J'ai découvert De la déception pure, manifeste froid il y a cinquante ans. Serge Sautreau, André Velter, Jean-Christophe bailly et Yves Buin en sont les auteurs enfiévrés. Il m'est revenu en mémoire quand j'ai chroniqué Tardigrades et intrigues d'Étienne Vaunac (éditions Épousées par l'écorce).
Cet ouvrage est d'emblée singulier avec sa préface qui court sur deux pages et quatre mots écrits gros :
Rien Le même
Le vide L'autre
Et ce n'est pas un manifeste. Dans Le Monde du 22 novembre 1973, André Velter le dit. Et Serge Sautreau abonde : "Il n'y a pas de groupe possible entre nous. Chacun d'entre nous volatilise la prétention collective à énoncer l'individu pour le mettre entre parenthèses... L'impossibilité du groupe vient de la déception pure." Et il ajoute que la déception pure est "un sentiment lié à la cruauté de l'énigme".
Et le terme "froid", pourquoi ? André Velter dit : "Le froid, c'est peut-être l'espace de notre rendez-vous ; c'est une prise de distance par rapport à soi, par rapport à tout". Et Jean-Christophe Bailly enfonce le clou : "Le rendez-vous implique une connivence à un moment donné, mais non l'appartenance à un groupe. Chacun vient au rendez-vous et repart seul dans le monde de son esprit."
"Nous évacuons toute idéologie", dit Serge Sautreau. "Le froid, c'est d'abord une prise de distance par rapport aux émotions tièdes des idéologues", dit Jean-Christophe Bailly.
Le seul élément qui réunit les quatre textes, (Éloge de l'indifférence, L'étendue des dégâts, Les îles de la Sonde, Fou-l'art-noir) est le tableau en première de couverture, signé Caspar David Friedrich, La Mer de glace.
Alors je pense à la phrase de Kafka :"Un livre doit être la hache qui fend la mer gelée en nous." Mais il n'y a pas de rapprochement pertinent à établir. La déception pure n'est pas un désespoir qui se raccrocherait, tel un naufragé, à une hypothétique mission de la littérature. André Velter évoque Jacques Vaché et Arthur Cravan et dit que leur époque est pareille à celle de 1918-1919, "au bord du vide". On pourrait ajouter Jacques Rigaut qui m'a inspiré mon texte "Je ne serai pas un grand mort".

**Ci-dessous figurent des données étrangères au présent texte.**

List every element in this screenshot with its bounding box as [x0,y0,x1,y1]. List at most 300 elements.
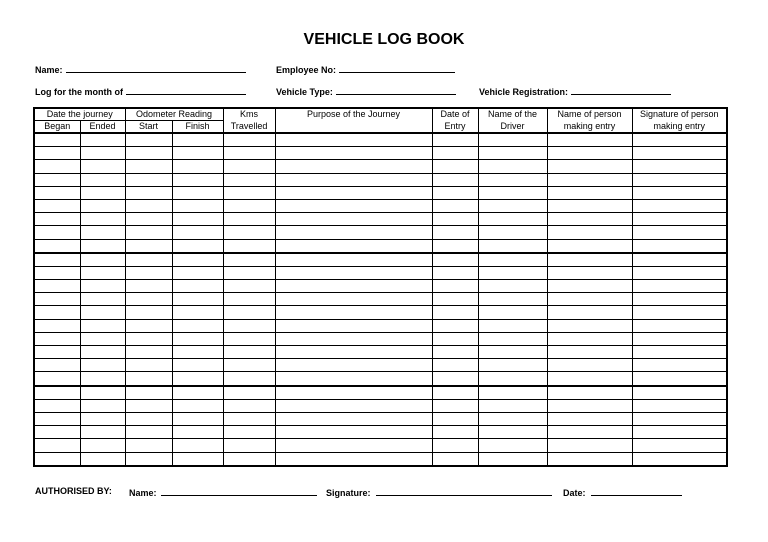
footer-name-input-line[interactable] [161,486,317,496]
table-cell[interactable] [547,133,632,147]
table-row [34,133,727,147]
table-row [34,253,727,267]
date-journey-header: Date the journey [34,108,125,121]
month-input-line[interactable] [126,85,246,95]
table-row [34,386,727,400]
table-cell[interactable] [432,293,478,306]
table-cell[interactable] [172,293,223,306]
table-cell[interactable] [80,319,125,332]
table-cell[interactable] [432,280,478,293]
table-cell[interactable] [632,186,727,199]
table-row [34,186,727,199]
table-cell[interactable] [223,213,275,226]
page-title: VEHICLE LOG BOOK [303,31,465,48]
table-cell[interactable] [275,266,432,279]
ended-header: Ended [80,121,125,134]
table-cell[interactable] [632,173,727,186]
log-table-body [34,133,727,466]
table-cell[interactable] [80,226,125,239]
footer-name-label: Name: [129,488,157,498]
driver-header: Driver [478,121,547,134]
table-cell[interactable] [80,359,125,372]
table-cell[interactable] [432,133,478,147]
table-cell[interactable] [275,452,432,466]
table-cell[interactable] [125,346,172,359]
table-cell[interactable] [547,239,632,253]
table-cell[interactable] [478,452,547,466]
table-cell[interactable] [275,199,432,212]
table-cell[interactable] [547,186,632,199]
table-row [34,412,727,425]
table-cell[interactable] [172,160,223,173]
table-cell[interactable] [172,306,223,319]
table-cell[interactable] [432,372,478,386]
table-cell[interactable] [478,147,547,160]
table-cell[interactable] [632,332,727,345]
table-cell[interactable] [478,439,547,452]
table-cell[interactable] [432,359,478,372]
table-cell[interactable] [478,372,547,386]
table-cell[interactable] [80,426,125,439]
table-cell[interactable] [547,399,632,412]
table-cell[interactable] [125,319,172,332]
table-cell[interactable] [172,346,223,359]
table-cell[interactable] [632,147,727,160]
table-cell[interactable] [632,439,727,452]
table-cell[interactable] [432,319,478,332]
table-cell[interactable] [125,173,172,186]
table-cell[interactable] [223,426,275,439]
table-cell[interactable] [125,412,172,425]
table-cell[interactable] [275,213,432,226]
table-cell[interactable] [34,173,80,186]
table-cell[interactable] [223,280,275,293]
table-cell[interactable] [125,386,172,400]
table-cell[interactable] [478,226,547,239]
vehicle-type-input-line[interactable] [336,85,456,95]
table-cell[interactable] [432,226,478,239]
table-cell[interactable] [80,160,125,173]
footer-date-input-line[interactable] [591,486,682,496]
table-cell[interactable] [125,266,172,279]
table-cell[interactable] [632,386,727,400]
table-cell[interactable] [34,412,80,425]
table-cell[interactable] [125,452,172,466]
table-cell[interactable] [432,426,478,439]
table-cell[interactable] [432,386,478,400]
table-cell[interactable] [547,173,632,186]
table-cell[interactable] [547,213,632,226]
table-cell[interactable] [125,253,172,267]
table-cell[interactable] [478,253,547,267]
table-cell[interactable] [478,213,547,226]
table-cell[interactable] [547,319,632,332]
table-cell[interactable] [172,399,223,412]
table-row [34,280,727,293]
table-cell[interactable] [432,439,478,452]
table-cell[interactable] [80,452,125,466]
table-cell[interactable] [34,147,80,160]
table-cell[interactable] [432,199,478,212]
table-cell[interactable] [478,399,547,412]
table-cell[interactable] [223,147,275,160]
table-cell[interactable] [275,399,432,412]
table-cell[interactable] [125,280,172,293]
table-cell[interactable] [223,133,275,147]
table-cell[interactable] [34,199,80,212]
table-cell[interactable] [432,173,478,186]
table-cell[interactable] [34,346,80,359]
table-cell[interactable] [125,306,172,319]
table-cell[interactable] [223,160,275,173]
employee-no-label: Employee No: [276,65,337,75]
table-cell[interactable] [632,452,727,466]
table-cell[interactable] [632,346,727,359]
table-cell[interactable] [547,147,632,160]
table-cell[interactable] [432,399,478,412]
entry-header: Entry [432,121,478,134]
table-cell[interactable] [223,332,275,345]
table-cell[interactable] [223,319,275,332]
table-cell[interactable] [547,332,632,345]
footer-date-label: Date: [563,488,586,498]
table-cell[interactable] [172,186,223,199]
table-cell[interactable] [34,239,80,253]
table-cell[interactable] [275,346,432,359]
table-cell[interactable] [547,439,632,452]
table-cell[interactable] [478,426,547,439]
table-cell[interactable] [275,359,432,372]
table-cell[interactable] [172,226,223,239]
table-cell[interactable] [223,306,275,319]
table-cell[interactable] [34,213,80,226]
table-cell[interactable] [34,133,80,147]
table-row [34,426,727,439]
table-cell[interactable] [432,213,478,226]
table-cell[interactable] [478,239,547,253]
table-cell[interactable] [80,412,125,425]
table-cell[interactable] [172,426,223,439]
table-cell[interactable] [275,253,432,267]
table-cell[interactable] [478,386,547,400]
table-cell[interactable] [80,253,125,267]
table-cell[interactable] [223,266,275,279]
table-cell[interactable] [34,226,80,239]
table-cell[interactable] [275,133,432,147]
table-cell[interactable] [80,346,125,359]
table-cell[interactable] [125,226,172,239]
table-cell[interactable] [172,386,223,400]
table-cell[interactable] [547,253,632,267]
month-label: Log for the month of [35,87,123,97]
table-row [34,439,727,452]
footer-date-field [563,486,682,498]
table-cell[interactable] [172,412,223,425]
footer-signature-field [326,486,552,498]
employee-no-input-line[interactable] [339,63,455,73]
table-cell[interactable] [547,412,632,425]
table-cell[interactable] [80,173,125,186]
table-cell[interactable] [432,239,478,253]
table-cell[interactable] [125,133,172,147]
table-cell[interactable] [223,412,275,425]
table-cell[interactable] [80,332,125,345]
table-cell[interactable] [432,160,478,173]
table-cell[interactable] [172,147,223,160]
table-cell[interactable] [547,280,632,293]
table-cell[interactable] [223,293,275,306]
name-of-person-header: Name of person [547,108,632,121]
table-cell[interactable] [432,346,478,359]
table-cell[interactable] [275,319,432,332]
table-row [34,173,727,186]
table-cell[interactable] [172,173,223,186]
table-cell[interactable] [34,426,80,439]
table-cell[interactable] [172,253,223,267]
employee-no-field [276,63,455,75]
name-input-line[interactable] [66,63,246,73]
table-cell[interactable] [478,306,547,319]
table-cell[interactable] [632,213,727,226]
table-cell[interactable] [34,359,80,372]
table-cell[interactable] [632,239,727,253]
table-cell[interactable] [275,386,432,400]
table-cell[interactable] [172,332,223,345]
table-cell[interactable] [34,306,80,319]
table-cell[interactable] [632,372,727,386]
table-cell[interactable] [432,412,478,425]
table-cell[interactable] [547,199,632,212]
table-row [34,226,727,239]
table-cell[interactable] [125,426,172,439]
table-cell[interactable] [223,186,275,199]
table-cell[interactable] [275,372,432,386]
table-cell[interactable] [547,346,632,359]
table-cell[interactable] [632,253,727,267]
vehicle-type-field [276,85,456,97]
table-cell[interactable] [478,332,547,345]
table-cell[interactable] [478,359,547,372]
travelled-header: Travelled [223,121,275,134]
table-cell[interactable] [432,332,478,345]
table-cell[interactable] [223,226,275,239]
table-cell[interactable] [172,266,223,279]
table-cell[interactable] [547,160,632,173]
table-cell[interactable] [547,386,632,400]
table-cell[interactable] [432,452,478,466]
table-cell[interactable] [34,386,80,400]
table-cell[interactable] [34,253,80,267]
table-row [34,266,727,279]
table-cell[interactable] [172,452,223,466]
table-cell[interactable] [223,452,275,466]
table-cell[interactable] [34,372,80,386]
table-cell[interactable] [80,280,125,293]
table-cell[interactable] [547,426,632,439]
table-cell[interactable] [478,160,547,173]
table-cell[interactable] [432,147,478,160]
vehicle-registration-label: Vehicle Registration: [479,87,569,97]
table-cell[interactable] [80,266,125,279]
table-cell[interactable] [547,452,632,466]
table-cell[interactable] [125,186,172,199]
table-cell[interactable] [172,372,223,386]
table-cell[interactable] [223,439,275,452]
table-cell[interactable] [125,399,172,412]
table-cell[interactable] [125,239,172,253]
table-cell[interactable] [34,280,80,293]
table-cell[interactable] [478,186,547,199]
table-cell[interactable] [275,173,432,186]
table-cell[interactable] [125,359,172,372]
footer-name-field [129,486,317,498]
table-cell[interactable] [478,173,547,186]
table-cell[interactable] [80,372,125,386]
table-cell[interactable] [547,306,632,319]
table-cell[interactable] [172,359,223,372]
table-cell[interactable] [125,147,172,160]
table-cell[interactable] [632,426,727,439]
table-cell[interactable] [632,160,727,173]
table-cell[interactable] [432,253,478,267]
table-cell[interactable] [125,160,172,173]
table-cell[interactable] [80,133,125,147]
table-cell[interactable] [34,439,80,452]
table-cell[interactable] [80,186,125,199]
table-cell[interactable] [223,199,275,212]
table-cell[interactable] [432,266,478,279]
table-cell[interactable] [275,186,432,199]
table-cell[interactable] [632,306,727,319]
making-entry-header: making entry [547,121,632,134]
table-cell[interactable] [632,412,727,425]
table-cell[interactable] [80,306,125,319]
table-cell[interactable] [478,346,547,359]
table-cell[interactable] [275,280,432,293]
table-cell[interactable] [172,439,223,452]
table-cell[interactable] [125,372,172,386]
table-cell[interactable] [547,226,632,239]
table-cell[interactable] [223,372,275,386]
table-cell[interactable] [223,346,275,359]
table-cell[interactable] [275,160,432,173]
table-cell[interactable] [632,399,727,412]
table-cell[interactable] [478,412,547,425]
table-cell[interactable] [223,386,275,400]
table-row [34,199,727,212]
table-cell[interactable] [478,133,547,147]
table-cell[interactable] [432,186,478,199]
table-cell[interactable] [172,213,223,226]
table-cell[interactable] [275,412,432,425]
table-cell[interactable] [478,266,547,279]
table-cell[interactable] [275,426,432,439]
table-cell[interactable] [632,293,727,306]
table-cell[interactable] [223,399,275,412]
table-cell[interactable] [34,452,80,466]
table-cell[interactable] [275,293,432,306]
month-field [35,85,246,97]
odometer-header: Odometer Reading [125,108,223,121]
table-cell[interactable] [275,226,432,239]
log-table [33,107,728,467]
table-cell[interactable] [223,253,275,267]
start-header: Start [125,121,172,134]
table-cell[interactable] [275,147,432,160]
table-cell[interactable] [34,332,80,345]
table-cell[interactable] [80,439,125,452]
table-cell[interactable] [478,293,547,306]
table-cell[interactable] [632,199,727,212]
vehicle-type-label: Vehicle Type: [276,87,333,97]
table-cell[interactable] [432,306,478,319]
table-cell[interactable] [34,266,80,279]
table-cell[interactable] [34,293,80,306]
table-cell[interactable] [172,319,223,332]
table-cell[interactable] [172,199,223,212]
table-cell[interactable] [125,332,172,345]
table-cell[interactable] [547,372,632,386]
table-cell[interactable] [125,199,172,212]
table-cell[interactable] [80,213,125,226]
table-row [34,239,727,253]
table-cell[interactable] [80,239,125,253]
table-cell[interactable] [80,293,125,306]
table-cell[interactable] [34,399,80,412]
table-row [34,319,727,332]
table-cell[interactable] [632,133,727,147]
authorised-by-label: AUTHORISED BY: [35,486,112,496]
table-cell[interactable] [80,147,125,160]
table-row [34,332,727,345]
table-cell[interactable] [275,239,432,253]
table-cell[interactable] [478,319,547,332]
table-cell[interactable] [478,280,547,293]
table-cell[interactable] [172,239,223,253]
kms-header: Kms [223,108,275,121]
table-cell[interactable] [547,359,632,372]
table-cell[interactable] [172,133,223,147]
table-cell[interactable] [632,359,727,372]
table-cell[interactable] [172,280,223,293]
footer-signature-input-line[interactable] [376,486,552,496]
table-cell[interactable] [223,359,275,372]
table-cell[interactable] [632,226,727,239]
table-cell[interactable] [125,213,172,226]
table-cell[interactable] [547,266,632,279]
table-cell[interactable] [478,199,547,212]
table-cell[interactable] [223,173,275,186]
vehicle-registration-input-line[interactable] [571,85,671,95]
table-cell[interactable] [125,293,172,306]
table-cell[interactable] [632,280,727,293]
table-cell[interactable] [632,319,727,332]
table-cell[interactable] [275,332,432,345]
table-cell[interactable] [632,266,727,279]
table-cell[interactable] [275,439,432,452]
table-cell[interactable] [34,186,80,199]
table-cell[interactable] [34,319,80,332]
table-cell[interactable] [125,439,172,452]
table-cell[interactable] [547,293,632,306]
table-cell[interactable] [275,306,432,319]
table-cell[interactable] [80,199,125,212]
table-cell[interactable] [80,399,125,412]
table-cell[interactable] [80,386,125,400]
name-of-the-header: Name of the [478,108,547,121]
table-cell[interactable] [223,239,275,253]
table-cell[interactable] [34,160,80,173]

Pour mémoire : Jacques Vaché (1895-1919), Arthur Cravan (1887-1918), Jacques Rigaut (1898-1929). Fauchés par le vide qui n'est pas rien, et l'énigme du même dans les tréfonds de l'autre. Et encore je me souviens de Jacques Boiffard (1956-1985) dont l'ancêtre était photographe chez les surréalistes.
Et tout ceci écrit, je ne sais que penser de mon effroi froid. La fin du dix-neuvième siècle et le début du vingtième ont connu la fée Électricité et les chants magnétiques, le cubisme, le dadaïsme et le surréalisme, le fauvisme, la psychanalyse, le cinéma, le jazz... Ils ont connu Proust et Apollinaire, Picasso, Musil, et tant de voix portées par un regain sans précédent des humanismes après la boucherie de 14, dont celles de Jaurès même mort et Briand.
Alors que nous qu'est-ce qu'on connaît ? Le crépuscule. Partout. Et disant cela, je ne signifie que notre impuissance à penser l'homme et le monde. Et je ne vois rien à ajouter à ce texte tout de brique à braque. Même l'art ne peut plus nous sauver du mal absolu qui vient. Voilà.